Control
Rehan N -
Hey guys! This week I have been focusing on building the control dataset for my research. As a refresher, my project is on testing equitable performance of AI detectors like GPTzero for ESL (English as a Second Language) speakers.
The control dataset, which is a pool of AI generated texts that will be inputted into the AI detectors as a test, is integral to creating a baseline so that the other data sets have a benchmark accuracy to compare to.
To begin the creation of the dataset, I used the o1 model (since it has the most advanced reasoning capabilities at the time of writing) of ChatGPT starting with the prompt: “Create 50 realistic mock Reddit posts with a character count of at least 250 across different subreddits,” along with a file containing some examples.
Each post generated mimicked the style of online forum posts and matched the tone/structure that I’ll be analyzing in other datasets. The mix of topics and the varying lengths of text also ensured that the generations were as close to actual forum posts as possible.

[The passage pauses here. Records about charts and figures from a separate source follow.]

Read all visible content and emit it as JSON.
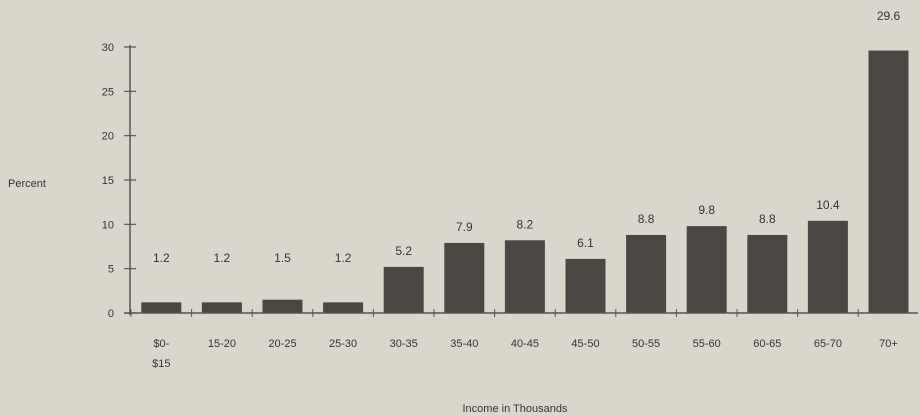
{
  "colors": {
    "background": "#d9d6cc",
    "bar": "#4a4743",
    "axis": "#555555",
    "text": "#333333"
  },
  "chart_data": {
    "type": "bar",
    "title": "",
    "xlabel": "Income in Thousands",
    "ylabel": "Percent",
    "ylim": [
      0,
      30
    ],
    "yticks": [
      0,
      5,
      10,
      15,
      20,
      25,
      30
    ],
    "categories": [
      [
        "$0-",
        "$15"
      ],
      [
        "15-20"
      ],
      [
        "20-25"
      ],
      [
        "25-30"
      ],
      [
        "30-35"
      ],
      [
        "35-40"
      ],
      [
        "40-45"
      ],
      [
        "45-50"
      ],
      [
        "50-55"
      ],
      [
        "55-60"
      ],
      [
        "60-65"
      ],
      [
        "65-70"
      ],
      [
        "70+"
      ]
    ],
    "values": [
      1.2,
      1.2,
      1.5,
      1.2,
      5.2,
      7.9,
      8.2,
      6.1,
      8.8,
      9.8,
      8.8,
      10.4,
      29.6
    ],
    "value_labels": [
      "1.2",
      "1.2",
      "1.5",
      "1.2",
      "5.2",
      "7.9",
      "8.2",
      "6.1",
      "8.8",
      "9.8",
      "8.8",
      "10.4",
      "29.6"
    ],
    "grid": false,
    "legend": "none"
  }
}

One of the challenges this week was figuring out how ‘human-like’ these AI generated texts should read because these AI models can deliberately generate very high or poor quality writing. I needed to find middle ground with some variations that aren’t overly well-written and contain slang. Another challenge was achieving data consistency because the control group needed to embody features that AI detectors might struggle to identify, which took some trial and error before I could find a balance.
Already, whilst building the dataset, I’ve begun to notice some interesting trends where the more conversational sounding AI generated texts are flagged at a lower percentage than the other forum posts. These observations help validate my project at the early stage.
After I finalize this dataset, I’ll begin curating the rest of the datasets in native English and ESL posts to start running more tests. I’m looking forward to how the detectors do in the next steps!